We recently blogged about AR, sharing some thoughts, frustrations and hopes about the ways this technology is progressing. Sure, AR is novel and fun, perfect for PR stunts and experience marketing. Is it this as far as it can go? Are there opportunities to embed AR into operations; to make it a fundamental part of how an organisation or experience ‘works’?

Why museums?

We love museums. We’re a team of avid museum-goers and we have clients in this sector, for whom we love doing really great work. This work has exposed us to the problems they face, like attracting a younger demographic, and having to keep vast amounts of their collections in storage (we know, this makes us really sad too).

Museums have been dabbling with virtual and augmented reality for some time. Keeping up the momentum after the initial novelty has worn off can be tricky though. And, with funding applications for such projects asking for proof of long-term value, museums need to be sure that their AR solution will deliver on the investment. Our Creative Lab is just one of the ways that we are developing our knowledge to provide clients with an objective view on AR, so that they can make informed decisions as to its value and potential.

How it worked

Across two days, our team of designers, developers and producers collaborated on research, design and evaluation. We mapped out the key attributes of the UK’s top 10 museums (as defined by Trip Advisor), their different audience groups and their toughest challenges. We used insight from our clients, as well as the Museums Association and Audience Agency, to help us build a detailed contextual picture of the sector.

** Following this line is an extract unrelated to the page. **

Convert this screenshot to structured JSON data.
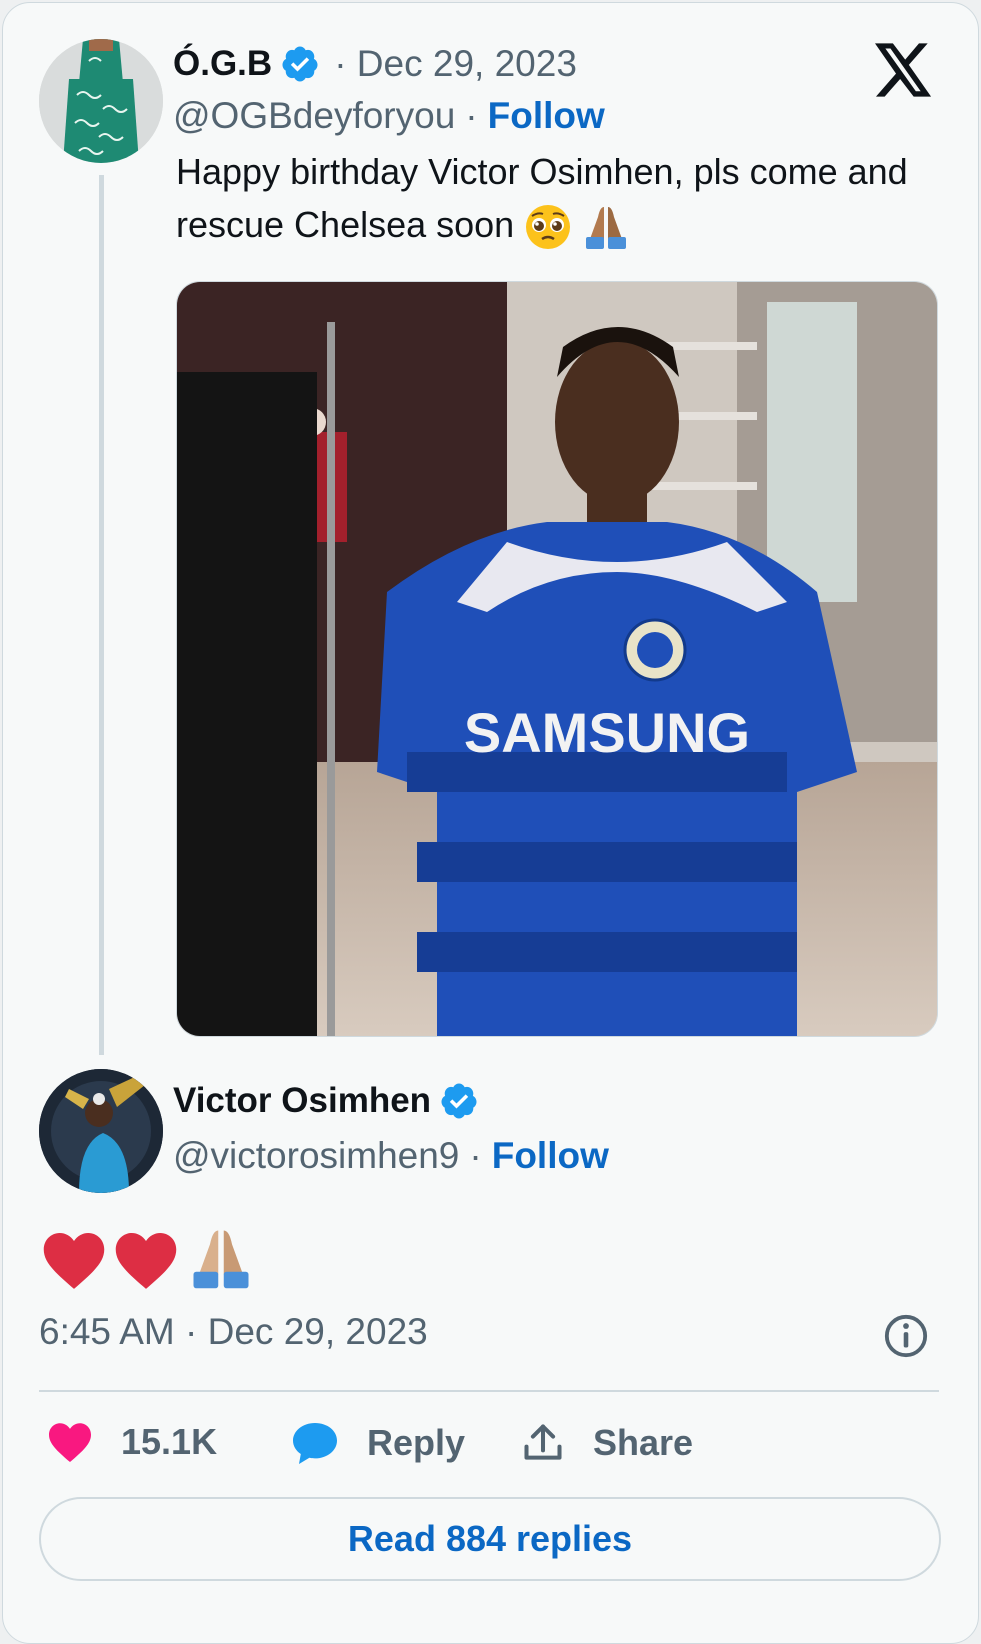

We mapped out the key attributes of the UK’s top 10 museums to build a detailed contextual picture of the sector.

Youth engagement leapt out again and again as a challenge for many museums, with the 16–34 demographic being a desirable, yet hard-to-reach age group. This ties in with a project we recently worked on, with the brief asking how AR could be used to attract the short attention spans of this age group. Understanding the value of and challenges associated with this audience steered our focus towards solutions that would meet their expectations and behaviours.

Breaking up into cross-specialism teams, we set about designing AR solutions that connect a specific museum (of each team’s choosing) to its core audience group or groups. At the end of day 1, each team pitched an idea, and we followed with discussion and questions on each. Each person then had three votes which they could place across multiple ideas or go ‘all in’ on a hot favourite.

Each team pitched an idea, and we followed with discussion and questions on each.

We ended up with two front running ideas; gamification and ways of using AR to visualise the scale of museum collections. This gave us our focus for day 2, on which we broke into two larger groups, each dedicated to designing a solution under one of these themes.

Finding a winning solution

The culmination of our Creative Lab was the second round of pitches, demonstrating how each group had developed the winning ideas from day 1. We heard about two very different applications of AR, one which enabled museum visitors (for this exercise the solution was applied to Bletchley Park) to curate their own experience through a code breaking game, ‘unlocking’ different parts of their journey.

Our second AR solution looked at demonstrating scale and in our group’s example, the idea was based on the London Transport Museum, suggesting that visitors could see what correlates above ground as they observe various underground routes and stations, as well as experiencing the hidden real world through “x-ray specs”.

Whilst this would depend on a significant commission, what excited us about our gamification idea is the potential to develop a toolkit that can be replicated for a number of museums. Mystery and history surround museum collections of all genres, making a code breaking or clue solving mission widely applicable.

Mystery and history surround museum collections, making a code breaking or clue solving mission widely applicable.

Two days wasn’t nearly long enough to pursue this idea further, but, with the bit between our teeth, it’s now planted firmly on our radar. Our two-day Creative Lab gave us some good quality team-building time, whilst allowing us to turn AR inside out and upside down, exploring every which way it can be applied to this very specialist cultural sector.